To solve the differential equation \[ (2x - 4y + 6) \, dx + (x + y - 3) \, dy = 0, \] we can rewrite it in the standard form: \[ M(x, y) \, dx + N(x, y) \, dy = 0, \] where \( M(x, y) = 2x - 4y + 6 \) and \( N(x, y) = x + y - 3 \). Next, we check if the equation is exact by calculating the partial derivatives: \[ \frac{\partial M}{\partial y} = \frac{\partial}{\partial y}(2x - 4y + 6) = -4, \] \[ \frac{\partial N}{\partial x} = \frac{\partial}{\partial x}(x + y - 3) = 1. \] Since \( \frac{\partial M}{\partial y} \neq \frac{\partial N}{\partial x} \), the equation is not exact. To make it exact, we can look for an integrating factor. A common approach is to check if the integrating factor depends only on \( x \) or \( y \). We can use the formula for the integrating factor \( \mu(y) \): \[ \mu(y) = \frac{\frac{\partial M}{\partial y} - \frac{\partial N}{\partial x}}{N}. \] Calculating this gives: \[ \mu(y) = \frac{-4 - 1}{x + y - 3} = \frac{-5}{x + y - 3}. \] This does not depend only on \( y \), so we will try an integrating factor that depends on \( x \): \[ \mu(x) = \frac{\frac{\partial N}{\partial x} - \frac{\partial M}{\partial y}}{M}. \] Calculating this gives: \[ \mu(x) = \frac{1 - (-4)}{2x - 4y + 6} = \frac{5}{2x - 4y + 6}. \] This also does not yield a simple integrating factor.
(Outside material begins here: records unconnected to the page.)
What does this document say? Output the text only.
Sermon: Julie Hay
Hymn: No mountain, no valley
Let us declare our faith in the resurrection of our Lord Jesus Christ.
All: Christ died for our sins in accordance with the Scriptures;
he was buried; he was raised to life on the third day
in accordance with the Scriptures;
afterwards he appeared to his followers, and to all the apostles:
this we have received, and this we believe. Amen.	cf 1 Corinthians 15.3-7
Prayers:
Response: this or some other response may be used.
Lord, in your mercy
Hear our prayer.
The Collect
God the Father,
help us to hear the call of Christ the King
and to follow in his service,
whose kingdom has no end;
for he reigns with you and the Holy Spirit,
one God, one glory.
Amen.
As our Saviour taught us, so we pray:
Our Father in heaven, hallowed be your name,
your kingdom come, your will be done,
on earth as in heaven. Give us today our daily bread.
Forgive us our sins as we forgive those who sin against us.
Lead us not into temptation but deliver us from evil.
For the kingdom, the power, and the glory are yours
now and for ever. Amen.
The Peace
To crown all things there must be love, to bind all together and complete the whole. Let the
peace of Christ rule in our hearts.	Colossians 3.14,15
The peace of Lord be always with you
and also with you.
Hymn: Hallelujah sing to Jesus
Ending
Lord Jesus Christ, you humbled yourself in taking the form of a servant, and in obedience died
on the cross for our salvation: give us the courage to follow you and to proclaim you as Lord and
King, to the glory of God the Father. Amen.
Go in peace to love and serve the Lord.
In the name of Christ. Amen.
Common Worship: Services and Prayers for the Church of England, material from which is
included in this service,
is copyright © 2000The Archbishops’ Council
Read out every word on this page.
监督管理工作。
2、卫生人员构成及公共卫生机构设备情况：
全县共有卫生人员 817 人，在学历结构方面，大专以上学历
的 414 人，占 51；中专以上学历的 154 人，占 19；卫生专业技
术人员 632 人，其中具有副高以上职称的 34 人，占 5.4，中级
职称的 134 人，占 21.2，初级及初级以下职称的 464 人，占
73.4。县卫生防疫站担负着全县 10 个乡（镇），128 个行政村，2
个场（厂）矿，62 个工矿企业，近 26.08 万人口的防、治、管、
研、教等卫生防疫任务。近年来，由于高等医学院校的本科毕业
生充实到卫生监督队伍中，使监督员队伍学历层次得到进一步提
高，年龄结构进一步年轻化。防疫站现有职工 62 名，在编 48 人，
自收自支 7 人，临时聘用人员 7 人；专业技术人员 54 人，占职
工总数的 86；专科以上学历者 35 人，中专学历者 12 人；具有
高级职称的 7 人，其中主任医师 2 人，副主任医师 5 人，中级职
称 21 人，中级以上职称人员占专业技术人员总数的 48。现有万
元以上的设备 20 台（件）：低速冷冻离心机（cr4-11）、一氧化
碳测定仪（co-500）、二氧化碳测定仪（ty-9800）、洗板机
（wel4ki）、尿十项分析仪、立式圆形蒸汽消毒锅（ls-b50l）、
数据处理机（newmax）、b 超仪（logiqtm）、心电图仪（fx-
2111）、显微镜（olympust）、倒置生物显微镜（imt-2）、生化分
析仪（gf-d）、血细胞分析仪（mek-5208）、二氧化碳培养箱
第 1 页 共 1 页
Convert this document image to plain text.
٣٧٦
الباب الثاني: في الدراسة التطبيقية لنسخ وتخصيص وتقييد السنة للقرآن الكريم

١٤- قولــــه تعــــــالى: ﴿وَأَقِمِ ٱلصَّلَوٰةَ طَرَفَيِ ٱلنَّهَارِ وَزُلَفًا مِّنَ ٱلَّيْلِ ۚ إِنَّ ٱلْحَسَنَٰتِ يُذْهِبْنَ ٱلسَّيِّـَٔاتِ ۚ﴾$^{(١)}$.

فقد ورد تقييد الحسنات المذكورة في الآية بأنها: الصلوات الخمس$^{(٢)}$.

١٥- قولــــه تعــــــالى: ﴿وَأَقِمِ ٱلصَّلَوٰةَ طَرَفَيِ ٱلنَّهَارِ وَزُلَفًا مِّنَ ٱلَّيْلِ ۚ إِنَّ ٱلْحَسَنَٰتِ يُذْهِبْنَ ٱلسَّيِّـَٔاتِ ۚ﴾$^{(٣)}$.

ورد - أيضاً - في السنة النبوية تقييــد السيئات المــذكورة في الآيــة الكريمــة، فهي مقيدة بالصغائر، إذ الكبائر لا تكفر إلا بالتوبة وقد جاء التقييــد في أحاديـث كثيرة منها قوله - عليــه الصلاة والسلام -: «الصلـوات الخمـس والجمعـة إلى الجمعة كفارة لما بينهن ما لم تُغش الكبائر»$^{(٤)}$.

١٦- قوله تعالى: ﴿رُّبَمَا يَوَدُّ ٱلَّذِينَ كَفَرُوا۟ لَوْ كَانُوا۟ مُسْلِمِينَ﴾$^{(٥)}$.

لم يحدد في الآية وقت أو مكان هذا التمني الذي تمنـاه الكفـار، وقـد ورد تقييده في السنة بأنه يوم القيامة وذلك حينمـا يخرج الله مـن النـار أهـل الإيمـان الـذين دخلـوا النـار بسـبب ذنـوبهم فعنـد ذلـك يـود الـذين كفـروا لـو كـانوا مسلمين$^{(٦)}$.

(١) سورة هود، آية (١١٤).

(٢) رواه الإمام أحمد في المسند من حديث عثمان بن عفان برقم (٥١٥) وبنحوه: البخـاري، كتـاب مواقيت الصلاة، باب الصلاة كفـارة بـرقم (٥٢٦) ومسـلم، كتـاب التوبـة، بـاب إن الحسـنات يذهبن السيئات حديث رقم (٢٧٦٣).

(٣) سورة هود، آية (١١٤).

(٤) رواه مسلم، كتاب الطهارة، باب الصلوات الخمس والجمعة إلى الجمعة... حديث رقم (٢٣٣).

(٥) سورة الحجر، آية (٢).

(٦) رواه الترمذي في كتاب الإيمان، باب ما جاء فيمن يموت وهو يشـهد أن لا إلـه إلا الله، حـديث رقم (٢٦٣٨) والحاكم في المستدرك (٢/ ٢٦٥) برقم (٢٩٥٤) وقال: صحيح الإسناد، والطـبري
Instead, we can try to find a solution directly by separating variables or using another method. Rearranging the original equation gives: \[ \frac{dy}{dx} = -\frac{M}{N} = -\frac{2x - 4y + 6}{x + y - 3}. \] This is a separable equation, but it may be complex to separate directly. Instead, we can try to find a solution by inspection or substitution. Let's try a substitution \( v = y - kx \) for some constant \( k \). After some trials, we can find that the solution can be expressed in terms of implicit functions or parametric forms. To summarize, the equation is not exact, and finding an integrating factor is complex. A numerical or graphical method may be more suitable for specific solutions. If you have a specific method in mind or further constraints, please let me know!